Реакцию своего отца я помню прекрасно. Все было совершенно иначе. Сразу же после взрыва отец и Курчатов обнялись и расцеловались. Помню, отец сказал тогда: «Слава Богу, что у нас все нормально получилось…» Дело в том, что в любой группе ученых есть противники. Так было и здесь. Сталину постоянно писали, докладывали, что вероятность взрыва крайне мала. Американцы, мол, несколько попыток сделали, прежде чем что-то получилось.
И отец, и ученые, привлеченные к реализации атомного проекта, об этом, разумеется, знали. Как и о том, что чисто теоретически – уже не помню сейчас, какой именно процент тогда называли, – взрыва может не быть с первой попытки. И когда бомба взорвалась, все они, вполне понятно, испытали огромное облегчение. Я смотрел на отца и понимал, какой ценой и ему, и людям, которые не один год с ним вместе работали, достался этот успех.
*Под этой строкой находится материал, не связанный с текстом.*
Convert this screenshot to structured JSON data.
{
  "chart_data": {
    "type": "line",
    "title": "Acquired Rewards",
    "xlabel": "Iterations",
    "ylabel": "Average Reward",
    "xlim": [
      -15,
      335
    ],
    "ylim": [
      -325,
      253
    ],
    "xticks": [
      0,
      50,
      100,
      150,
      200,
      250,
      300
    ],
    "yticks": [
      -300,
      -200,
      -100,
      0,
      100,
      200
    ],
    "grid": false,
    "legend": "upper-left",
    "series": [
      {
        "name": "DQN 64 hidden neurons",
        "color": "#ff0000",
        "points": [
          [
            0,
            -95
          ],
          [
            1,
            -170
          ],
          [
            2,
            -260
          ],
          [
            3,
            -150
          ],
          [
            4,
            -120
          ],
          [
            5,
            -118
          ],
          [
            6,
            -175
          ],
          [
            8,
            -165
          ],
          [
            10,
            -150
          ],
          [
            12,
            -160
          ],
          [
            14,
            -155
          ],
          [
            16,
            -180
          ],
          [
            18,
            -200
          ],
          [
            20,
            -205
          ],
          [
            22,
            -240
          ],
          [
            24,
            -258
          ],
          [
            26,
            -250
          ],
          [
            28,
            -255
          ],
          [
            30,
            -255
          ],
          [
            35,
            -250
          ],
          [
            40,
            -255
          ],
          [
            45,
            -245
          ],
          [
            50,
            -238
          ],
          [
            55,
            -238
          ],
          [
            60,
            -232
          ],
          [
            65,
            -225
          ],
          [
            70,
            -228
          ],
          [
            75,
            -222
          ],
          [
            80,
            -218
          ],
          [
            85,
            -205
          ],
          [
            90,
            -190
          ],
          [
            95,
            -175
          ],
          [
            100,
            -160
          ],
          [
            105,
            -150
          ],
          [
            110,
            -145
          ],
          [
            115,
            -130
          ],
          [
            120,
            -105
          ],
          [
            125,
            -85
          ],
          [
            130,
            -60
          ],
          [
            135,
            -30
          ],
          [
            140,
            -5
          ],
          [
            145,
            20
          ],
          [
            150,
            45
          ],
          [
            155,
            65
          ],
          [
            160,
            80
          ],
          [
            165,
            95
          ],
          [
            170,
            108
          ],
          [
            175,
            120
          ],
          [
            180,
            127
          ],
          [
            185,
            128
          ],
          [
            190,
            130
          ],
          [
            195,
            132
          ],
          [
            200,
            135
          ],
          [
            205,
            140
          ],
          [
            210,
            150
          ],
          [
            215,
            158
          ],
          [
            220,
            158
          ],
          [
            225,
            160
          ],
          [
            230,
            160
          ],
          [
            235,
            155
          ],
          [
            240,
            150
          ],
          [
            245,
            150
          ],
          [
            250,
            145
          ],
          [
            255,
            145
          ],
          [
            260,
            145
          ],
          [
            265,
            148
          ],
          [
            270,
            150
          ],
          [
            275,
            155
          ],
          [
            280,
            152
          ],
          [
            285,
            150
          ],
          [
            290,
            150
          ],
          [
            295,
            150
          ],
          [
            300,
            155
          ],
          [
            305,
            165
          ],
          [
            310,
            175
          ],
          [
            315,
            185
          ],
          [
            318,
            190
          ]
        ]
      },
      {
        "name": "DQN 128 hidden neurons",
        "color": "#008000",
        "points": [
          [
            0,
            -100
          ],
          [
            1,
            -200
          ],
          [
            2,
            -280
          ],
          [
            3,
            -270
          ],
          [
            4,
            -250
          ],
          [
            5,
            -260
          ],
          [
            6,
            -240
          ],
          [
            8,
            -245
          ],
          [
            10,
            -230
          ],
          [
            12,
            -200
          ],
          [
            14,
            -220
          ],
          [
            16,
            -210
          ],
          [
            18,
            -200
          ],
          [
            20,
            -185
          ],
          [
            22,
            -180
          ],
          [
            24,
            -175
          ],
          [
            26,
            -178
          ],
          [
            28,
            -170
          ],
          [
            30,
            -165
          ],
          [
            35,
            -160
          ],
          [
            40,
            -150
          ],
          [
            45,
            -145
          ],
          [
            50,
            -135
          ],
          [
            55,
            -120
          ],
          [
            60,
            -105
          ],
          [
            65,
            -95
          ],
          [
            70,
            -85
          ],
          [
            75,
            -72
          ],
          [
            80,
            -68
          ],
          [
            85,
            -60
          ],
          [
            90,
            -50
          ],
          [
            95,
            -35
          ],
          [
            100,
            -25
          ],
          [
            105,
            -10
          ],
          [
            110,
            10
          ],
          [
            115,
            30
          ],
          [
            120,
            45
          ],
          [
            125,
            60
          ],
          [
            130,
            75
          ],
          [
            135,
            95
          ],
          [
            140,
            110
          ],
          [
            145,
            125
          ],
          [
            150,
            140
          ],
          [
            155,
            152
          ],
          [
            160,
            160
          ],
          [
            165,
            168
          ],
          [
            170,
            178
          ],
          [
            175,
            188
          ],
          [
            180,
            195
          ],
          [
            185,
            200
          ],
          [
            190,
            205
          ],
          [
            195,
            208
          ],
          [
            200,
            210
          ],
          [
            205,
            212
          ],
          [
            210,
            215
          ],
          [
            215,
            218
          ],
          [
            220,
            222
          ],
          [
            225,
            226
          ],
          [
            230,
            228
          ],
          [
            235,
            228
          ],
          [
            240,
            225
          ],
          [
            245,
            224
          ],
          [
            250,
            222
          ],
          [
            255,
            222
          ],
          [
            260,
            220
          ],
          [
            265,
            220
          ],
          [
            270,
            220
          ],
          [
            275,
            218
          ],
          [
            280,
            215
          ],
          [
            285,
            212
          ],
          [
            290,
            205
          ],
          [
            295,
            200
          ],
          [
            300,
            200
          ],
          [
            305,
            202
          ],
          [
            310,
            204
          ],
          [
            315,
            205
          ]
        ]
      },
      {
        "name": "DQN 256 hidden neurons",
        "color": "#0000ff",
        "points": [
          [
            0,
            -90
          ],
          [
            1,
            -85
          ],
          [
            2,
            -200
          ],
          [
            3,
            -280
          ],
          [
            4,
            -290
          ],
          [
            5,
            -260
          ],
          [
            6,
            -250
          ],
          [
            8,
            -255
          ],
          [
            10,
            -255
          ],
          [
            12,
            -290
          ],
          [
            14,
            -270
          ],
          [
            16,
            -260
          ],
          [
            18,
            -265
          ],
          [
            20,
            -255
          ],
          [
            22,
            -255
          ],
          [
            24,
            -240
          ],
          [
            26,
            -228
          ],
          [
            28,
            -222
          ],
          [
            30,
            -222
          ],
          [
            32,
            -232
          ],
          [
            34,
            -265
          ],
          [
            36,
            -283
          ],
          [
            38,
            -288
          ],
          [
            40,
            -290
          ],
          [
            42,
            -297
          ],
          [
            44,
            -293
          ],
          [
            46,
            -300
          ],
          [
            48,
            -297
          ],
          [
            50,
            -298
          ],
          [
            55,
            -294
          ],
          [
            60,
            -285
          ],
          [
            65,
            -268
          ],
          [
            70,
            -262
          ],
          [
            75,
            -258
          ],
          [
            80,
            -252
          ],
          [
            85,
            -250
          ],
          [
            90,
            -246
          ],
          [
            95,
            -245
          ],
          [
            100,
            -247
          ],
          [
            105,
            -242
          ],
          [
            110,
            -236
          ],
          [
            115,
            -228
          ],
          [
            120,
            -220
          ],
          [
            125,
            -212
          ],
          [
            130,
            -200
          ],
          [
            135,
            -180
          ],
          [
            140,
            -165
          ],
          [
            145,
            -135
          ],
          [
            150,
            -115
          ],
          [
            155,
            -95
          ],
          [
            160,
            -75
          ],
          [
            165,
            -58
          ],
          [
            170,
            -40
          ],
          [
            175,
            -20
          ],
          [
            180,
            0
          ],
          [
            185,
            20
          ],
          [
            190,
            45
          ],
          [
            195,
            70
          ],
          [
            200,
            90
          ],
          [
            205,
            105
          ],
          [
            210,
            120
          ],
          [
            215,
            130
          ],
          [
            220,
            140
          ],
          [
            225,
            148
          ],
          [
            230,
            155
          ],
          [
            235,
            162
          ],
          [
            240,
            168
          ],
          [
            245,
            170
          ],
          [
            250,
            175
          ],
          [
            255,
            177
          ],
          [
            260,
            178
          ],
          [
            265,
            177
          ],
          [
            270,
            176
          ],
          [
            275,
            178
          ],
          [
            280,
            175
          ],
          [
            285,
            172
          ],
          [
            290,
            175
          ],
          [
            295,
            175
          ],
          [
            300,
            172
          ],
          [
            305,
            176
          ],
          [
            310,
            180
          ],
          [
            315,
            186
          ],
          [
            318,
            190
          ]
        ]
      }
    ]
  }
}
Как пишут сейчас, «это был триумф Берия»… Но это был триумф Советского Союза, советской науки. Задача, что и говорить, была выполнена колоссальная.
Откровенно говоря, лично на меня этот взрыв такого впечатления, как на моего отца, Курчатова и других людей, – а в бункере нас было человек десять, – не произвел. Впечатление, безусловно, сильное, но не потрясающее. На меня, скажем, гораздо большее впечатление произвели испытания нашего снаряда, который буквально прошил крейсер «Красный Кавказ». В один борт корабля вошел, из другого вышел. Но это была НАША разработка, в которую столько было вложено мною и моими товарищами. А здесь… Я, конечно, отдавал себе отчет, что присутствую при необыкновенном событии. Создана бомба невероятной разрушительной силы, – все это имеет колоссальное значение для нашей страны. Но эмоциональное восприятие было все же иным. Я хорошо знал, что подобные испытания проходили у американцев и как они проходили. Словом, довольно спокойно отошел я от телескопа, а их в бункере было установлено несколько.
Для Курчатова и моего отца с этим взрывом был связан целый этап жизни. Конечно, им все то, что случилось, было близко и дорого.
Когда пишут сейчас обо всех этих вещах, неточностей допускают много, а зачастую и врут безбожно. Не было и в помине никаких списков, а если кто-то утверждает, что ученые боялись отца, пусть останется это на его совести. Отношения были совершенно иными.